Maintenant, que gagnent les peuples à accepter, à subir ou à choisir des gouvernements d’aventure sans cesse suspendus entre la nécessité de réussir toujours et la certitude de tomber au premier échec ? Ce sera le sujet d’une prochaine lettre.

29 septembre 1870.

III

SI PERGAMA !...

Les désastres qui nous accablent, les périls qui nous menacent, prouvent tout ce qu’ily a de fatal, pour les peuples, à accepter ces gouvernements d’aventure, qui n’ont et ne peuvent avoir qu’une raison d’être : le succès.

Restons dans le domaine des généralités. Évitons les noms propres, même celui qu’un récent anniversaire rapprochait encore de nos cœurs. Supposons seulement un souverain de race royale, appuyé sur la tradition et le droit, étroitement lié à la nation par une loyale réciprocité de devoirs, par cette longue série de souvenirs, d’orages, de prospérités, de malheurs, de victoires, de revers, qui fait de l’histoire d’une monarchie l’histoire d’un peuple et de dix siècles.

Ce roi sera-t-il impeccable ou invincible, à l’abri de ses propres passions ou des caprices de la fortune ? Assurément non : il pourra être poussé à une guerre malheureuse par la force des circonstances, par une erreur d’optique ou par ce qu’on est convenu d’appeler l’élan national.

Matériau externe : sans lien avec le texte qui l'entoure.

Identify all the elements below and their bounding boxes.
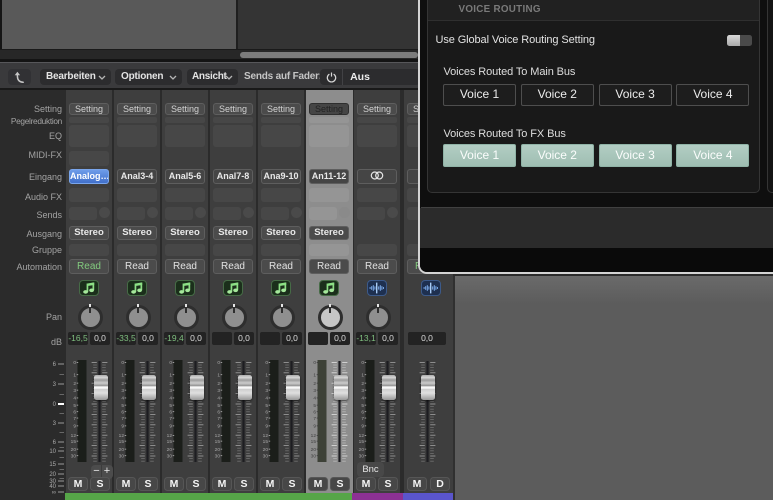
- svg-text:20: 20: [49, 472, 56, 478]
- svg-text:0: 0: [53, 402, 57, 408]
- svg-text:15: 15: [49, 462, 56, 468]
- svg-text:10: 10: [49, 449, 56, 455]
- svg-text:∞: ∞: [52, 490, 56, 496]
- svg-text:6: 6: [53, 440, 57, 446]
- svg-text:6: 6: [53, 362, 57, 368]
- svg-text:3: 3: [53, 421, 57, 427]
- svg-text:3: 3: [53, 382, 57, 388]
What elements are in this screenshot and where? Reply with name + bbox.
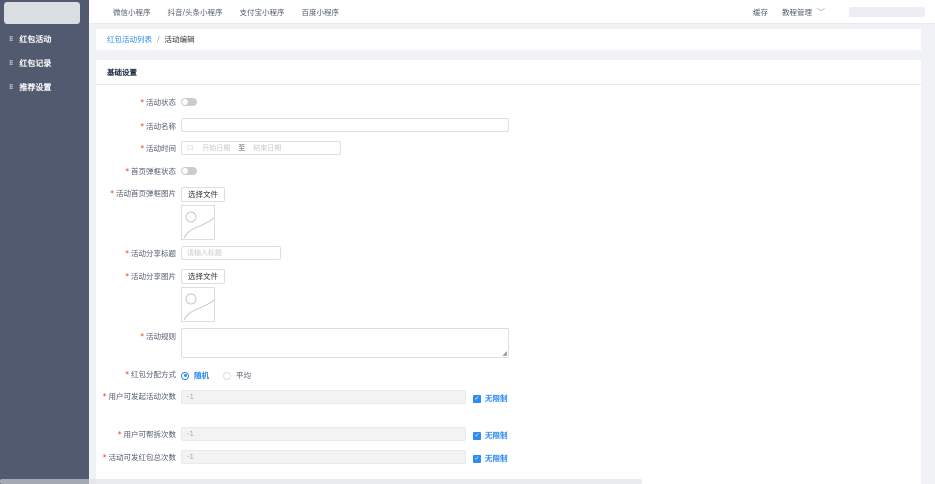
total-times-input[interactable]: -1 — [181, 450, 466, 464]
sidebar-item-referral-settings[interactable]: ⁞⁞ 推荐设置 — [0, 76, 89, 98]
image-placeholder-icon — [183, 211, 215, 239]
launch-times-input[interactable]: -1 — [181, 390, 466, 404]
breadcrumb-current: 活动编辑 — [164, 35, 195, 44]
horizontal-scrollbar[interactable] — [0, 479, 642, 484]
cache-button[interactable]: 缓存 — [753, 7, 768, 18]
random-radio-label[interactable]: 随机 — [194, 370, 209, 381]
average-radio[interactable] — [223, 371, 231, 380]
chevron-down-icon: ﹀ — [817, 7, 825, 17]
help-times-label: * 用户可帮拆次数 — [117, 430, 176, 439]
popup-image-label: * 活动首页弹框图片 — [110, 189, 176, 198]
calendar-icon: ☐ — [187, 144, 194, 152]
nav-wechat[interactable]: 微信小程序 — [113, 7, 151, 18]
grid-icon: ⁞⁞ — [9, 83, 13, 91]
sidebar-item-label: 推荐设置 — [19, 82, 52, 92]
total-times-label: * 活动可发红包总次数 — [102, 453, 176, 462]
nav-douyin[interactable]: 抖音/头条小程序 — [168, 7, 223, 18]
random-radio[interactable] — [181, 371, 189, 380]
help-times-input[interactable]: -1 — [181, 427, 466, 441]
date-range-picker[interactable]: ☐ 开始日期 至 结束日期 — [181, 141, 341, 155]
grid-icon: ⁞⁞ — [9, 59, 13, 67]
status-label: * 活动状态 — [140, 98, 176, 107]
nav-alipay[interactable]: 支付宝小程序 — [240, 7, 285, 18]
share-image-label: * 活动分享图片 — [125, 272, 176, 281]
rules-label: * 活动规则 — [140, 332, 176, 341]
top-nav: 微信小程序 抖音/头条小程序 支付宝小程序 百度小程序 — [113, 0, 356, 24]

La guerre débute mal. On a étourdiment calculé les préparatifs, les approvisionnements, les proportions numériques ; on perd, coup sur coup, trois batailles, que nous nommerons, si vous le voulez, Wissembourg, Forbach, et Reichsoffen.

Que fera le souverain ? La paix. Les hommes du métier lui diront que ces défaites sont irréparables ; que les illusions peuvent être encore plus funestes dans l’avenir que dans le passé ; que, dans une armée vaincue, le nombre des morts et des blessés ne signifie rien en comparaison du découragement, des sourdes colères, de l’indiscipline, du désordre matériel et moral des survivants ; qu’il en est d’une campagne mal commencée comme d’une partie mal engagée : ce n’est pas en la continuant avec rage, malgré des chances de plus en plus mauvaises, que l’on peut se rattraper ; c’est en se résignant aux conséquences. immédiates d’un échec et en se réservant pour une revanche qui se fait rarement attendre ; sans quoi, ce qui n’était d’abord qu’une perte peut devenir une ruine.